January 4, 2012
8 Ways to Advocate for the Arts in 2012
Oklahomans for the Arts will organize the first Arts and Culture Advocacy Day at the Oklahoma State Capitol April 30. The event will feature booths, performances and demonstrations by arts, culture and humanities organizations across the state.
Every year, organizations host events at the capitol to educate lawmakers about their causes. The arts and humanities have never had such an event, so your involvement is especially important this first year. We want your organization to feel ownership in this celebration. Help us come up with creative ways to bring down the house (of Representatives) in a good way! More information is posted under "Events" on our Facebook page. Click here to indicate your interest in participating. Details to follow in February.
2. Think: Creative Economy.
Did you know that every dollar of public funding for the arts generates $8 in economic activity in Oklahoma? This is based on a 2008, independent, economic impact study. Despite how paramount arts and culture are to the tourism industry and quality of place, they're still often viewed as something that's optional or even a luxury. Arts and culture are critical building blocks to local and state economies. Based on cuts to the Oklahoma Arts Council's annual budget, revenue lost to Oklahoma arts organizations since 2009 is more than $1.1 million. That's a subsequent loss of more than $8.2 million Oklahoma's economy.
3. Go to D.C.
The 25th annual Arts Advocacy Day is April 16-17 in Washington D.C. This is the only national event that brings together a broad cross section of America’s cultural and civic organizations, along with hundreds of grassroots advocates from across the country, to underscore the importance of developing strong public policies and appropriating increased public funding for the arts. Click here for more details or visit the Facebook page.
4. Join OFTA.
If you attended the Oklahoma Arts Conference in Tulsa, then you received a one-year membership in Oklahomans for the Arts. If not, and you've just signed up to follow our newsletter and have not yet joined, you can do so now. Individuals may join for $25 and businesses for $100 or a pick a different level that is right for you or your organization. Click here for details.
5. Know your elected officials.
Do you know the name of your State Legislator? What about your Congressional representatives? Better yet, who is the school board member you can talk to about increasing arts education in your local school? As Americans we have the right to advocate for the kind of government we want. In order to do this, we need to know the names of the people elected to represent us. Visit VoteSmart and enter your complete address in the dialogue box in the upper right corner to find the names of your state and federal reps. Call your local city clerk to find out the name of your city councilperson. Contact information for school board members can be obtained by calling your local school district. Get involved!
6. Apply to become an advocacy captain.
The best advocates for public funding for the arts are people like you with local voices and a hometown view.
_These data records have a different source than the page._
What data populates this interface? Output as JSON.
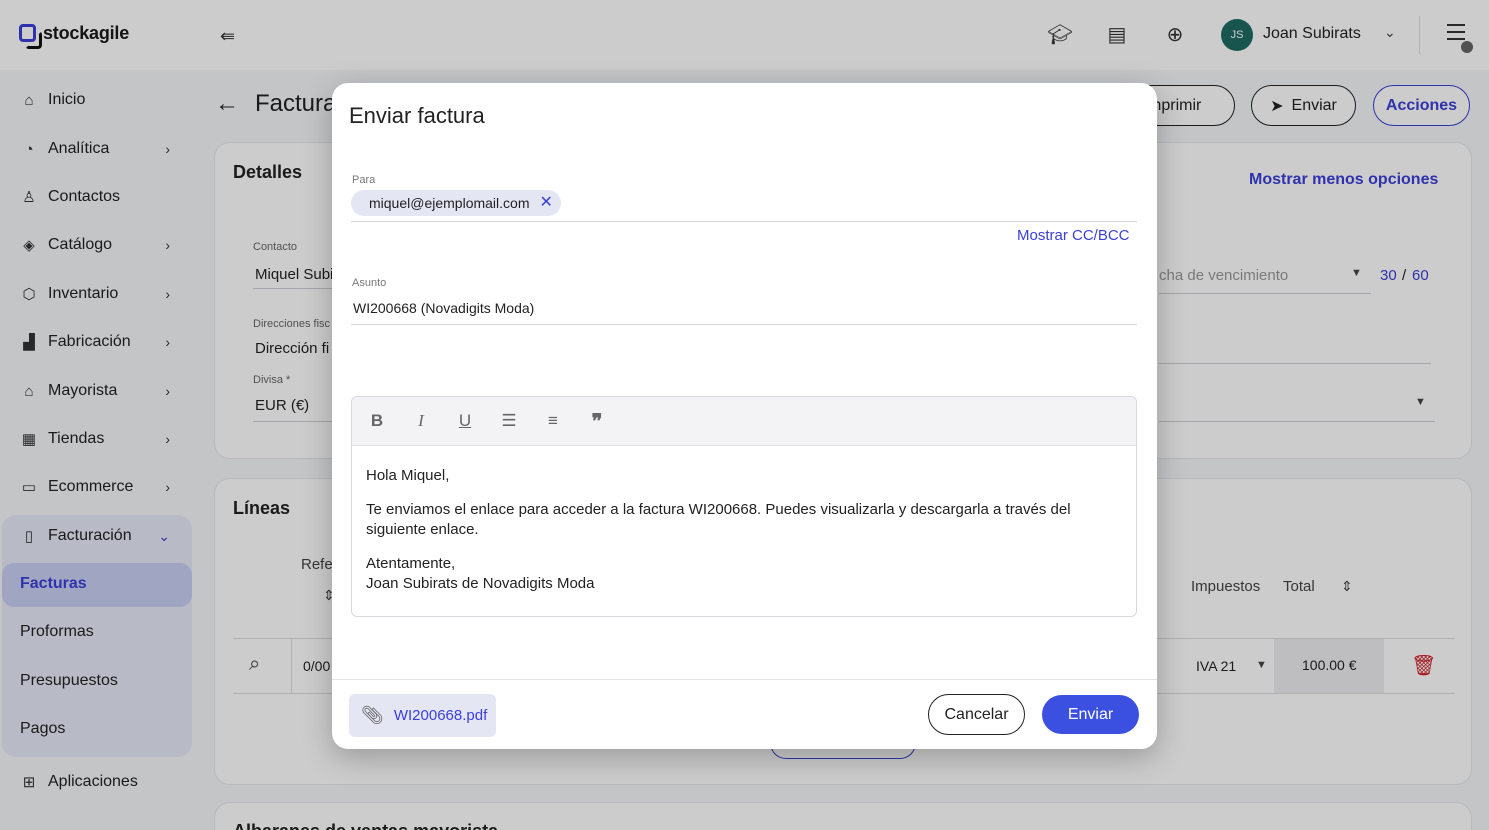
{
  "app": {
    "name": "stockagile"
  },
  "header": {
    "user_initials": "JS",
    "user_name": "Joan Subirats"
  },
  "sidebar": {
    "items": [
      {
        "label": "Inicio",
        "icon": "home-icon"
      },
      {
        "label": "Analítica",
        "icon": "chart-icon"
      },
      {
        "label": "Contactos",
        "icon": "user-icon"
      },
      {
        "label": "Catálogo",
        "icon": "tag-icon"
      },
      {
        "label": "Inventario",
        "icon": "box-icon"
      },
      {
        "label": "Fabricación",
        "icon": "factory-icon"
      },
      {
        "label": "Mayorista",
        "icon": "warehouse-icon"
      },
      {
        "label": "Tiendas",
        "icon": "store-icon"
      },
      {
        "label": "Ecommerce",
        "icon": "laptop-icon"
      },
      {
        "label": "Facturación",
        "icon": "document-icon"
      }
    ],
    "billing_sub": [
      "Facturas",
      "Proformas",
      "Presupuestos",
      "Pagos"
    ],
    "apps": "Aplicaciones"
  },
  "page": {
    "title": "Factura",
    "buttons": {
      "print": "Imprimir",
      "send": "Enviar",
      "actions": "Acciones"
    },
    "details": {
      "title": "Detalles",
      "toggle_options": "Mostrar menos opciones",
      "contact_label": "Contacto",
      "contact_value": "Miquel Subi",
      "address_label": "Direcciones fisc",
      "address_value": "Dirección fi",
      "currency_label": "Divisa *",
      "currency_value": "EUR (€)",
      "due_label": "cha de vencimiento",
      "days_a": "30",
      "days_sep": "/",
      "days_b": "60"
    },
    "lines": {
      "title": "Líneas",
      "col_ref": "Refe",
      "col_tax": "Impuestos",
      "col_total": "Total",
      "ref_value": "0/00",
      "tax_value": "IVA 21",
      "total_value": "100.00 €"
    },
    "next_section": "Albaranes de ventas mayorista"
  },
  "modal": {
    "title": "Enviar factura",
    "to_label": "Para",
    "to_email": "miquel@ejemplomail.com",
    "cc_link": "Mostrar CC/BCC",
    "subject_label": "Asunto",
    "subject_value": "WI200668 (Novadigits Moda)",
    "body": {
      "greeting": "Hola Miquel,",
      "message": "Te enviamos el enlace para acceder a la factura WI200668. Puedes visualizarla y descargarla a través del siguiente enlace.",
      "closing": "Atentamente,",
      "signature": "Joan Subirats de Novadigits Moda"
    },
    "attachment": "WI200668.pdf",
    "cancel": "Cancelar",
    "send": "Enviar"
  },
  "colors": {
    "accent": "#3b3fd8",
    "send_button": "#3b4fe0",
    "avatar": "#1f6b63",
    "delete": "#d0202a"
  }
}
You have the ability to make the most compelling case for the public benefit of tax dollars spent on the arts. Whether talking to a legislator from your house or senate district or a member of Oklahoma’s congressional delegation, you are the key spokesperson who can ensure the government’s commitment to arts support. You have information your legislators need to make a great decisions about public funding for the arts. Apply to be a Volunteer Arts Advocacy Captain for one of Oklahoma’s 11 sub-regions. Click here for more details.
7. Sign Up for a committee.
In 2012, OFTA's PR committee will focus on branding, publicizing and organizing Arts Advocacy Day, which is April 30. The Legislative Advocacy committee will focus on monitoring legislation; educating legislators about the arts and economic development, and guiding OFTA through its inaugural legislative session.
Goals for the arts education committee have not yet been defined; however, they will likely include school board candidate survey work and possibly a grassroots toolkit for parents with a target rollout for 2013. Email us if you are interested in serving on a committee.
8. Forward to a friend.
Will you forward a copy of this newsletter to just one friend or family member? The Oklahoma Legislature begins its next session February 6. Between now and the end of May, important decisions will be made by YOUR government leaders in regard to public funding for the arts. By sharing this information with your network, you will help us educate lawmakers about the values of public funding for the arts.